The FY2027 H-1B cap registration period ran from March 4 through March 19, 2026, and this year's cycle brought the most significant structural changes to the lottery in the program's history. For employers sponsoring foreign professionals and for the candidates themselves, the new rules demand a more strategic approach to the entire process.

Beginning with FY2027, the traditional random lottery has been replaced by a weighted selection process tied to Department of Labor prevailing wage levels. Under the final rule published on December 23, 2025 and effective February 27, 2026, registrations associated with higher offered wages relative to the prevailing wage for a given occupation and geographic area will receive proportionally better odds of selection.

In practical terms, this means that a registration where the offered salary exceeds a Level III or Level IV prevailing wage will receive more entries in the lottery than one at Level I. The system uses the Occupational Employment and Wage Statistics survey data to determine the applicable wage level for each registration SOC code and area of intended employment.

How the Weighting Works

Each registration is evaluated based on how the offered salary compares to the prevailing wage tiers for the specified occupation and location. Higher relative compensation means more entries in the selection pool. The same wage level must appear consistently across the registration, the Labor Condition Application, and the eventual H-1B petition.

A mechanical engineer offered $100,000 in Houston, Texas, might exceed the Level II prevailing wage for that occupation in that metro area and earn two entries. The same salary for the same occupation in Chicago might only exceed Level I and yield one entry. Geography and occupation together determine the outcome.

The $100,000 Consular Processing Fee

A presidential proclamation issued in September 2025 introduced an additional $100,000 fee applicable to certain H-1B petitions. This fee applies when a petition is approved for consular processing, meaning the beneficiary will obtain their visa at a U.S. embassy abroad rather than changing status within the United States.

Petitions filed for beneficiaries already in the U.S. who are eligible for a change of status, including many F-1 students using OPT, generally will not trigger this fee. That distinction makes the beneficiary location at the time of filing a significant strategic consideration.

Key Dates and Logistics

The registration fee remains $215 per beneficiary. USCIS indicated that selection notifications would be sent by March 31, 2026. Selected petitioners have a 90-day filing window beginning April 1, 2026 to submit complete H-1B petitions. Premium processing remains available for all H-1B petitions, though fees increased effective March 1, 2026.

The annual cap remains at 65,000 visas for the regular allocation plus 20,000 for beneficiaries holding a U.S. master's degree or higher.

Process Integrity Provisions

USCIS has codified stronger enforcement tools under this rule. The agency now has explicit authority to deny or revoke petitions where information provided at registration appears to have been inflated to improve selection odds. Employers must be prepared to demonstrate that the wage level selected at registration accurately reflects the position requirements and the offered compensation.

At the time of registration submission, each prospective petitioner must sign an attestation under penalty of perjury confirming that all information is complete, true, and correct.

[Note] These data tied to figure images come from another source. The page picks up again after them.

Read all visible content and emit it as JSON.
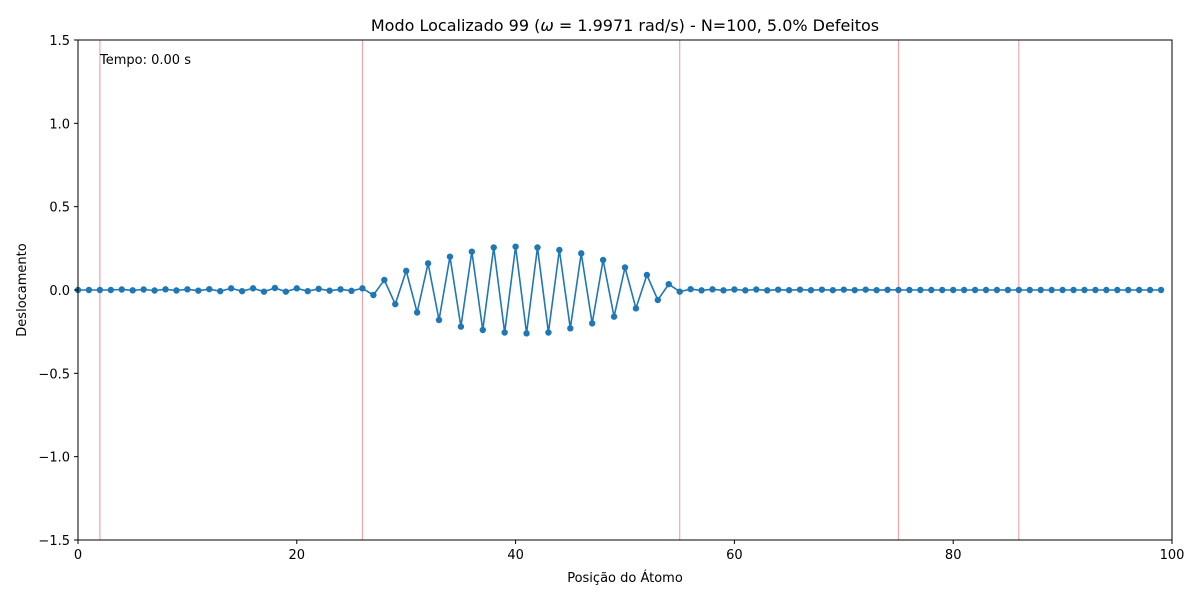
{
  "chart_data": {
    "type": "line",
    "title": "Modo Localizado 99 (ω = 1.9971 rad/s) - N=100, 5.0% Defeitos",
    "title_parts": {
      "prefix": "Modo Localizado 99 (",
      "omega_symbol": "ω",
      "suffix": " = 1.9971 rad/s) - N=100, 5.0% Defeitos"
    },
    "xlabel": "Posição do Átomo",
    "ylabel": "Deslocamento",
    "annotation": "Tempo: 0.00 s",
    "xlim": [
      0,
      100
    ],
    "ylim": [
      -1.5,
      1.5
    ],
    "x_ticks": [
      0,
      20,
      40,
      60,
      80,
      100
    ],
    "x_tick_labels": [
      "0",
      "20",
      "40",
      "60",
      "80",
      "100"
    ],
    "y_ticks": [
      -1.5,
      -1.0,
      -0.5,
      0.0,
      0.5,
      1.0,
      1.5
    ],
    "y_tick_labels": [
      "−1.5",
      "−1.0",
      "−0.5",
      "0.0",
      "0.5",
      "1.0",
      "1.5"
    ],
    "grid": false,
    "defect_lines_x": [
      2,
      26,
      55,
      75,
      86
    ],
    "colors": {
      "series": "#1f77b4",
      "defect": "#f4a6a6"
    },
    "series": [
      {
        "x": [
          0,
          1,
          2,
          3,
          4,
          5,
          6,
          7,
          8,
          9,
          10,
          11,
          12,
          13,
          14,
          15,
          16,
          17,
          18,
          19,
          20,
          21,
          22,
          23,
          24,
          25,
          26,
          27,
          28,
          29,
          30,
          31,
          32,
          33,
          34,
          35,
          36,
          37,
          38,
          39,
          40,
          41,
          42,
          43,
          44,
          45,
          46,
          47,
          48,
          49,
          50,
          51,
          52,
          53,
          54,
          55,
          56,
          57,
          58,
          59,
          60,
          61,
          62,
          63,
          64,
          65,
          66,
          67,
          68,
          69,
          70,
          71,
          72,
          73,
          74,
          75,
          76,
          77,
          78,
          79,
          80,
          81,
          82,
          83,
          84,
          85,
          86,
          87,
          88,
          89,
          90,
          91,
          92,
          93,
          94,
          95,
          96,
          97,
          98,
          99
        ],
        "values": [
          0.0,
          0.0,
          0.0,
          0.0,
          0.003,
          -0.002,
          0.003,
          -0.003,
          0.004,
          -0.003,
          0.004,
          -0.004,
          0.005,
          -0.007,
          0.01,
          -0.007,
          0.01,
          -0.01,
          0.012,
          -0.01,
          0.01,
          -0.007,
          0.007,
          -0.004,
          0.004,
          -0.005,
          0.01,
          -0.03,
          0.06,
          -0.085,
          0.115,
          -0.135,
          0.16,
          -0.18,
          0.2,
          -0.22,
          0.23,
          -0.24,
          0.255,
          -0.255,
          0.26,
          -0.26,
          0.255,
          -0.255,
          0.24,
          -0.23,
          0.22,
          -0.2,
          0.18,
          -0.16,
          0.135,
          -0.11,
          0.09,
          -0.06,
          0.035,
          -0.01,
          0.005,
          -0.002,
          0.004,
          -0.002,
          0.003,
          -0.002,
          0.003,
          -0.002,
          0.002,
          -0.001,
          0.002,
          -0.001,
          0.002,
          -0.001,
          0.002,
          -0.001,
          0.002,
          -0.001,
          0.001,
          0.0,
          0.0,
          0.0,
          0.0,
          0.0,
          0.0,
          0.0,
          0.0,
          0.0,
          0.0,
          0.0,
          0.0,
          0.0,
          0.0,
          0.0,
          0.0,
          0.0,
          0.0,
          0.0,
          0.0,
          0.0,
          0.0,
          0.0,
          0.0,
          0.0
        ]
      }
    ]
  }
}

What This Means for Employers

The wage-weighted system requires employers to make strategic decisions earlier in the process. Before registration opens, companies should assess the SOC code accuracy for each position, confirm that the offered wage aligns with the intended wage level, and ensure documentation supports the selected classification.

Employers with positions at lower wage levels are not excluded from the lottery, but they face reduced odds. Companies that can offer competitive compensation relative to prevailing wages in their area will see a tangible advantage.

What This Means for Professionals

For sponsored professionals, particularly those currently on OPT or in other temporary status, the implications are significant. If your employer's registration is selected, cap-gap provisions can automatically extend your F-1 status and work authorization through the H-1B start date, but only if the petition is timely filed before your OPT authorization expires.

Understanding your position wage level relative to prevailing wage data, and discussing it with your employer and legal counsel early, has never been more important.